Payroll Specialist at Devin Financial Staffing, New York
April 2015 - June 2019
- Reconciled all data with client payroll for each reporting period.
- Processed year-end updates for all clients, and provided accurate relocation tax reports for company transfers.
- Prepared and sent wage requests and payroll reports on time.
- Ensured proper processing of payroll deductions for taxes, benefits, and other deductions.
- Exercised strong attention to detail and data confidentiality.
CV skills example: prove your competency
Next up, let’s take a look at the skills section of your CV. The world of payroll runs on systems and processes. That’s all well and good — but can you integrate well into the team? When listing your talents, you need to have a mixture of hard and soft skills.
Hard CV skills include computer literacy (e.g. being proficient in Oracle Payroll or Excel), financial expertise, and math. On the other hand, soft skills may include excellent communication, organization, motivation, and intrapersonal skills. Get the balance right and include a sprinkling of each of these.
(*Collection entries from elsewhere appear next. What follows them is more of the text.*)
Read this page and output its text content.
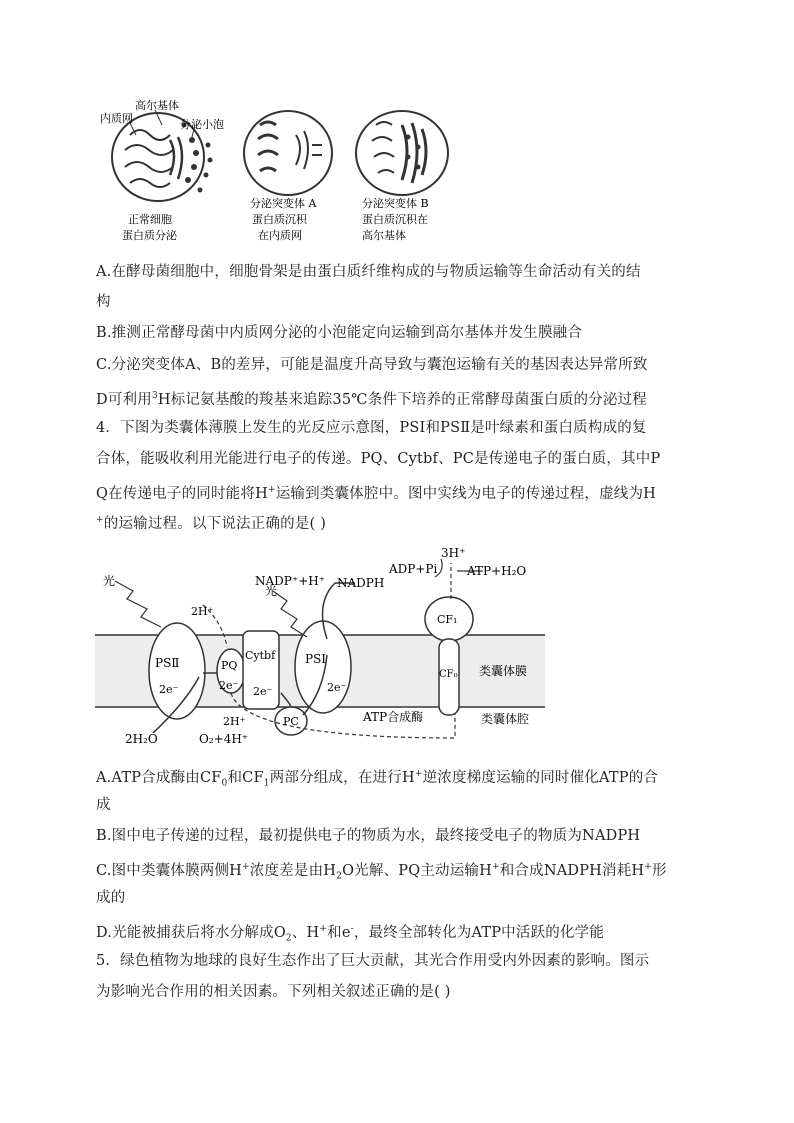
高尔基体
内质网	分泌小泡
正常细胞
蛋白质分泌
分泌突变体 A
蛋白质沉积
在内质网
分泌突变体 B
蛋白质沉积在
高尔基体
A.在酵母菌细胞中，细胞骨架是由蛋白质纤维构成的与物质运输等生命活动有关的结
构
B.推测正常酵母菌中内质网分泌的小泡能定向运输到高尔基体并发生膜融合
C.分泌突变体A、B的差异，可能是温度升高导致与囊泡运输有关的基因表达异常所致
D可利用$^3$H标记氨基酸的羧基来追踪35℃条件下培养的正常酵母菌蛋白质的分泌过程
4．下图为类囊体薄膜上发生的光反应示意图，PSI和PSⅡ是叶绿素和蛋白质构成的复
合体，能吸收利用光能进行电子的传递。PQ、Cytbf、PC是传递电子的蛋白质，其中P
Q在传递电子的同时能将H+运输到类囊体腔中。图中实线为电子的传递过程，虚线为H
+的运输过程。以下说法正确的是( )
光
光
2H⁺
PSⅡ	PQ
Cytbf PSⅠ
2e⁻	2e⁻ 2e⁻	2e⁻
PC
2H⁺
2H₂O	O₂+4H⁺
NADP⁺+H⁺ NADPH
ADP+Pi
3H⁺
ATP+H₂O
CF₁
CF₀
ATP合成酶
类囊体膜
类囊体腔
A.ATP合成酶由$CF_0$和$CF_1$两部分组成，在进行H+逆浓度梯度运输的同时催化ATP的合
成
B.图中电子传递的过程，最初提供电子的物质为水，最终接受电子的物质为NADPH
C.图中类囊体膜两侧H+浓度差是由$H_2O$光解、PQ主动运输H+和合成NADPH消耗H+形
成的
D.光能被捕获后将水分解成$O_2$、H+和e-，最终全部转化为ATP中活跃的化学能
5．绿色植物为地球的良好生态作出了巨大贡献，其光合作用受内外因素的影响。图示
为影响光合作用的相关因素。下列相关叙述正确的是( )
Take a look at our resume sample for an example:
- Payroll Processing
- Data Entry and Analysis
- Strong Attention to Detail
- Excellent Communication Skills
- Problem Solving Skills
Payroll specialist resume education example
You may not need a degree to become a payroll specialist. As a minimum requirement, you will need to have completed your General Education Development (GED) certificate. In addition, you may have completed training on specific electronic systems. Use the reverse chronological approach and list your most recent education at the top of the page.
Beneath the qualification title, institute name, and years of completion, you can afford to add some detail. If you learned about a specific piece of software during your education, for example, you may want to highlight that. Employers are looking for candidates with expertise in specific programs. If you tick that box, don’t forget to shout about it.
Bachelor of Science in Accounting , Manhattan College, New York
September 2010 - May 2014
Resume layout and design: first impressions
The age-old saying goes: You never get a second chance to make the right first impression. Hiring managers spend an average of seven seconds reviewing each resume. Choosing the right layout for your payroll specialist resume will help you catch their eye. Check out the following guidelines to get your application looking spick and span.
- Stick to a one-page resume
- Leave plenty of white space
- Use a field-tested template
- Try to cram in loads of information
- Use a complicated layout
- Include fancy graphics or imagery
- Your payroll specialist resume needs to be easy to read and jargon-free.
- Include a mix of both hard and soft skills to win over hiring managers.
- Pepper your resume with keywords to get past the ATS software.
- Take the hassle out of creating your resume by using a tried and tested template.